# Moving into a smaller home.



## NSRob (Apr 4, 2012)

Hello.  I'm recently retired and my wife and I are thinking about selling our two story house and moving into a smaller ranch-style home.  With all of the possessions we have accumulated over the years we will most likely have to get rid of a lot of things.  I'm worried that in the long run we might miss our prized possessions.  Does anyone here regret moving into a smaller home after retirement?


----------



## Bill.K (Apr 6, 2012)

I moved into an apartment after my wife passed I found the house to be too much work. I'd say wait until you have to go. I had to trash a lot of stuff, but nothing of too significant sentimental value. If you're having trouble keeping up with the house work, then it might be time, but, I would still love to own a large house, but, it just takes too much effort.


----------



## TxTwisterGl (Apr 10, 2012)

I think going smaller is a great idea. Ive gone as small as I can get. Its hard to do the lawn maintenance and to take care of a huge house, especially when most of the space just goes to waste.


----------



## Elzee (Oct 24, 2012)

My husband and I lived in a large home when we were raising kids. We moved into a small apartment and yes, it was a lot of work to downsize. We kept the heirloom furniture and now, since we only have one eating area, we are using the 60 year old oak dining room table, inherited from my in-laws, every day. It was used for special occasions in our formal dining room, when we had our large home. Our attitude - why not use it every day? It is only the two of us and we are responsible, mature adults. And one of kids will inherit when we are done enjoying using our special dining room table for every day use. 

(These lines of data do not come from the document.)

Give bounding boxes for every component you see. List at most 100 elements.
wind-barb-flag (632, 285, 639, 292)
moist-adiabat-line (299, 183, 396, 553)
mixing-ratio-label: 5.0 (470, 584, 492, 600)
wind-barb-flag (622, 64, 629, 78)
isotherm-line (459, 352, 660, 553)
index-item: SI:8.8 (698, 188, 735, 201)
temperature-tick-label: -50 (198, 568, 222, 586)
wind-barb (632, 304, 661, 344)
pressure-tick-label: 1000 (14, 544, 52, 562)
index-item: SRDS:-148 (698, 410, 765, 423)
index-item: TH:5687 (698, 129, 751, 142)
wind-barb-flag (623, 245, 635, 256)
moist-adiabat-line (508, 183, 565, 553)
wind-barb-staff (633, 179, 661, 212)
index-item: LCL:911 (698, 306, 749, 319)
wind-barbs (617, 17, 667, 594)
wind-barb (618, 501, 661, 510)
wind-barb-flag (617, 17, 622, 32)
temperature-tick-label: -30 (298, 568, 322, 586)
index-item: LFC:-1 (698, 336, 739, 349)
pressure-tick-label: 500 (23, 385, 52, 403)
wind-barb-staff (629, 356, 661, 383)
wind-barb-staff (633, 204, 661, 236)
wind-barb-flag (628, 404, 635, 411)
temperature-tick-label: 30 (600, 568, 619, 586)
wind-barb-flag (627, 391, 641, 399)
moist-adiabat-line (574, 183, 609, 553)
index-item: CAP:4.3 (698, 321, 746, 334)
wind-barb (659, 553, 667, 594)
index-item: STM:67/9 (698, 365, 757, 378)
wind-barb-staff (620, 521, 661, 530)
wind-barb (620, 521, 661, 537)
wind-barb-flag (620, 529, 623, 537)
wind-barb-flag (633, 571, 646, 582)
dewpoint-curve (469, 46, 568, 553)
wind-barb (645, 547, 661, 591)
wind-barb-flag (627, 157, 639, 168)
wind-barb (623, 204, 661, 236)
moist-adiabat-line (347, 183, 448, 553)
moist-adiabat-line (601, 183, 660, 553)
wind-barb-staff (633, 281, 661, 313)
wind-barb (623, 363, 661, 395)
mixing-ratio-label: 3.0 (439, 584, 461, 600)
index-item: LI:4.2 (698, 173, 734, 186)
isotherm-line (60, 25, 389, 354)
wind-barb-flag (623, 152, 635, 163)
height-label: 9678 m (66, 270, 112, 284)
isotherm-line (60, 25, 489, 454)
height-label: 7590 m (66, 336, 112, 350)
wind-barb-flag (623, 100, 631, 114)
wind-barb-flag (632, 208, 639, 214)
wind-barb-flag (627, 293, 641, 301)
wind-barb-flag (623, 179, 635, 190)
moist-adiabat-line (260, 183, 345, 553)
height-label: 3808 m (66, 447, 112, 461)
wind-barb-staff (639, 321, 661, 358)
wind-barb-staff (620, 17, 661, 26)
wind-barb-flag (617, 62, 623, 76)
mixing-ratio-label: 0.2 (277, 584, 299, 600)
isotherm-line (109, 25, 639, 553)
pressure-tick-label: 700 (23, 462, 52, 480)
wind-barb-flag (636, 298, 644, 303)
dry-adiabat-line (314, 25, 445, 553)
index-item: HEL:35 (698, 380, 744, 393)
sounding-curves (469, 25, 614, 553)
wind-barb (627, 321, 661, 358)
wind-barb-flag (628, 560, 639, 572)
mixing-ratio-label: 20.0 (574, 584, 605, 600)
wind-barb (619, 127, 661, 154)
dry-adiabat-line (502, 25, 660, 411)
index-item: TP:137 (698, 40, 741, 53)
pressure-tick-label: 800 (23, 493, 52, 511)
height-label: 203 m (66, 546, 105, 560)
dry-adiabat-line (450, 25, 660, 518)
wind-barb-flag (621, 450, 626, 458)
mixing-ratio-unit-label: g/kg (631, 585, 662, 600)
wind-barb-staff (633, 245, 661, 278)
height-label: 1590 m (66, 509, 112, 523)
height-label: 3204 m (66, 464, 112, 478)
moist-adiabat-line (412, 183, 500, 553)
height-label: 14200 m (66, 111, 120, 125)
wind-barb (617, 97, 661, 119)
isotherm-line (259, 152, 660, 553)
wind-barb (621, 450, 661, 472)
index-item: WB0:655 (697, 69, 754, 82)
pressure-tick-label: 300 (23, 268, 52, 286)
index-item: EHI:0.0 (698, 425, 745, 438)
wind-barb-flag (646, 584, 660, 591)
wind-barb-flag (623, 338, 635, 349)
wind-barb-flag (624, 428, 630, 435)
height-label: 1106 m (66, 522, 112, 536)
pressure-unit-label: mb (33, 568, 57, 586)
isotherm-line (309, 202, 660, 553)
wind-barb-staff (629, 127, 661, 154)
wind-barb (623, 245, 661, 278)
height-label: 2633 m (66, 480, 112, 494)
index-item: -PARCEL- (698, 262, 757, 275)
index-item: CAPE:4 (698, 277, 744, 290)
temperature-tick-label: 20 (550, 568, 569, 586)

We held garage sales and gave away things - and actually it felt good to give away things we no longer needed, to those who really needed them.


----------



## Steve (Oct 25, 2012)

We lived in a huge house in Montreal and when we retired we moved away from the big city to the country of Northern Ontario.. At first, we rented an apartment for some years and then we bought a house.. We bought an "A" Frame house with acreage which means there is a bit of work to do.. We don't regret buying with a bit of work but definitely didn't like the apartment living..

My advice to you is as long as you feel you can manage the house you are in, stay there, however if you feel it is a chore keeping up the place, then consider something else..


----------



## loriann (Oct 26, 2012)

I moved into a smaller home after I retired and I absolutely love it. I don't have to climb up three stories to get to my bedroom now. When I first moved I realized that I was a hoarder because I had so much stuff that I kept over the years. I've thrown a lot of stuff away so I no longer have to deal with all of the clutter.


----------



## TWHRider (Oct 26, 2012)

I went from a two-story to a ranch house long before I retired.  I was sick to death of climbing stairs. 

I waited until I was within two weeks of moving before I started purging stuff.    That way I didn't have time to think "maybe I should keep this".

Material things are wonderful but, as the saying goes, "you can't take them with you", so downsize by getting rid of your least favorite prize possessions and/or the things that will do you the least amount of good in the new home.  Believe me, you will manage to find replacement prize possessions to help you forget about the old ones - lol lol lol


----------